Wednesday, April 01, 2020

THE DOCTOR WHO DIES OF THE CORONAVIRUS AFTER THE HOSPITAL RUNS OUT OF GLOVES

by Terri Kirby Erickson


Alameda Health System nurses, doctors, and workers protest the lack of personal protective equipment available in Oakland, California, on March 26, 2020. Justin Sullivan/Getty Images via Vox


A doctor in Italy who described his concerns in a recent television interview about how the shortages of medical supplies meant he had to treat patients with coronavirus without wearing gloves, has died from the illness. Marcello Natali, 57, from Codogno, in the northern province of Lombardy, had also sounded the alarm over the number of doctors who were getting infected, during an interview with Euronews before he tested positive. He told the channel bluntly that he was not able to work with gloves because "they have run out." —Newsweek, March 19, 2020


There is no linear time in the hereafter. Angels do every-
thing at once. They see the last pair of latex gloves drop
to a hospital floor in slow motion, the look of fear on the
face of the gloveless doctor who, in the blink of a human
eye, goes on caring for patients.

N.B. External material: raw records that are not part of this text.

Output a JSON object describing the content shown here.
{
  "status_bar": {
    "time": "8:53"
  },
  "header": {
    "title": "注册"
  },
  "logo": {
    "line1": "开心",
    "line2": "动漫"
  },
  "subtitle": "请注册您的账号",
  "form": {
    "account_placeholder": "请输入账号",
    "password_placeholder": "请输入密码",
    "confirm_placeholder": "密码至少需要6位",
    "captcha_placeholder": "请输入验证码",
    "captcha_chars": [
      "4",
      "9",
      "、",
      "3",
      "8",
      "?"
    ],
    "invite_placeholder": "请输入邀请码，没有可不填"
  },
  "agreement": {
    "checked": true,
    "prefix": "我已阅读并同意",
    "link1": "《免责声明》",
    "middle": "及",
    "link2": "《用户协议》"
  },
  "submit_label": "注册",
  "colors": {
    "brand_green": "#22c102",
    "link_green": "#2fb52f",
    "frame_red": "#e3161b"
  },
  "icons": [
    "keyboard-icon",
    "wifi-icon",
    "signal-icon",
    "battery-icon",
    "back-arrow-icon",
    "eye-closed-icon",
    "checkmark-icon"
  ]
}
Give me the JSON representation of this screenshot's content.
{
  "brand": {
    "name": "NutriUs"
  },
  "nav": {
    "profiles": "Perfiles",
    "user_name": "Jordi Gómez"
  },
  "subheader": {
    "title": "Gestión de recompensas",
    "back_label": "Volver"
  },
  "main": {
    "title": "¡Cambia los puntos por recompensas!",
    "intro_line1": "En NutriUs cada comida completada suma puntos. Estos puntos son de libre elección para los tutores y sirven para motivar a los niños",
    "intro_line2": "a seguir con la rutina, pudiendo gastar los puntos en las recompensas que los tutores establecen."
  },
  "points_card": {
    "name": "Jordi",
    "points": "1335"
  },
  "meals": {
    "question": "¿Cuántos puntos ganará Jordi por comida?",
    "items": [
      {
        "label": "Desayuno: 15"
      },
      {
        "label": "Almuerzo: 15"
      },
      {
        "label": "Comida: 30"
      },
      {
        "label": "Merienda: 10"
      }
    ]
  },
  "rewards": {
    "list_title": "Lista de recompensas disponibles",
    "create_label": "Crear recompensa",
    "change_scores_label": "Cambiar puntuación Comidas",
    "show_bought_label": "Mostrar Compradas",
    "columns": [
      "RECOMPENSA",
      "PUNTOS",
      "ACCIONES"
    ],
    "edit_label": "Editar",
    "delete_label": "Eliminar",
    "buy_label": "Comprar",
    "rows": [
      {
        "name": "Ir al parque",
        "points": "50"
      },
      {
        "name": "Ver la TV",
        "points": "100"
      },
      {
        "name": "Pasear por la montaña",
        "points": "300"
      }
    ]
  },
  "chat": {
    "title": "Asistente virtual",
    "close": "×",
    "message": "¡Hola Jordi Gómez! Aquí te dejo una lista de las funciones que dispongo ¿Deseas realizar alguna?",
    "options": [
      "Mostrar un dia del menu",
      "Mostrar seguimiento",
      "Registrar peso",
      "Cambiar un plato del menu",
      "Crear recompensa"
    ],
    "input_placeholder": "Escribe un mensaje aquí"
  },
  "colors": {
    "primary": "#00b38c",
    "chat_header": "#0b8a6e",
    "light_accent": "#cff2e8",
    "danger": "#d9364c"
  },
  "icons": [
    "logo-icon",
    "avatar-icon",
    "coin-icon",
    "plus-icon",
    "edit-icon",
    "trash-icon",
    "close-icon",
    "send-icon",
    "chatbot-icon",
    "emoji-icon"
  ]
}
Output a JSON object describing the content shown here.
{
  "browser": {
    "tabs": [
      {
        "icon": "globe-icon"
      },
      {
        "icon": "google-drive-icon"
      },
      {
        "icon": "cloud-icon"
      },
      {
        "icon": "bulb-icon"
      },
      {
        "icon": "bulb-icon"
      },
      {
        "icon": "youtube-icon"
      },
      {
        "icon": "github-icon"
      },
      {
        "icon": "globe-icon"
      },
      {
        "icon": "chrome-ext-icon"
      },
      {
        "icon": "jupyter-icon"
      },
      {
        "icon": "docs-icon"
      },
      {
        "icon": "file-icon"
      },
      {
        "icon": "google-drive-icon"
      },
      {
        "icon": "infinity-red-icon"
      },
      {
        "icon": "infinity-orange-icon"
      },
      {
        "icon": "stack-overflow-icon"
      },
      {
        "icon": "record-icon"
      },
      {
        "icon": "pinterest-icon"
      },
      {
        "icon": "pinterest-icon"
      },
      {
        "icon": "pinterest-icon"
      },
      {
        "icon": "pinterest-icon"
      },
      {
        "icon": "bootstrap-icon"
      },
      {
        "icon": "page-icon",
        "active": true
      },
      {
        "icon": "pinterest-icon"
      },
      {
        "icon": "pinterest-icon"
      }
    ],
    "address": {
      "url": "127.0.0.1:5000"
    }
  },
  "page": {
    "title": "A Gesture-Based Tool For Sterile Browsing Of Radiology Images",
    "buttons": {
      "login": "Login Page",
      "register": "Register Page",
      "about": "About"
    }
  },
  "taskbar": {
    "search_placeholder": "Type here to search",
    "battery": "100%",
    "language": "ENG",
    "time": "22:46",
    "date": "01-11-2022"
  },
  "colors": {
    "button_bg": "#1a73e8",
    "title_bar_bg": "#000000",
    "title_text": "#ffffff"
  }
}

They can watch people
being brave (since fear is the birthplace of bravery) and
the people who are sick, some of them dying. But those
who pass away during the doctor’s glove-free hours feel
the touch of warm skin on his or her forehead when they
take their final breaths. This is the unselfish mercy that
humans are capable of, which makes the angels marvel.
Divine creatures respect mortality and all that it entails.
And from every angel’s non-linear, eternal perspective,
a doctor can do his job and at the exact same time, enter
the great mystery of his own dying. Angels may ooh and
ahh over this lone human being’s merciful acts as well as
mercy shown around the world, and still catch his soul the
instant it leaves his body. One whispers words of solace.
Yet another sings the doctor’s favorite aria, Puccini’s “O
Mio Babbino Caro,” as they carry him to the place where
there is no grief or sorrow—and no need for gloves at all.


Terri Kirby Erickson is the author of five full-length collections of poetry, including Becoming the Blue Heron (Press 53). Her work has appeared in “American Life in Poetry,” Asheville Poetry Review, Atlanta Review, Poet’s Market, The Sun, The Writer’s Almanac, Valparaiso Poetry Review, Verse Daily, and many more. Her awards include the Joy Harjo Poetry Prize and a Nautilus Silver Book Award. She lives in North Carolina.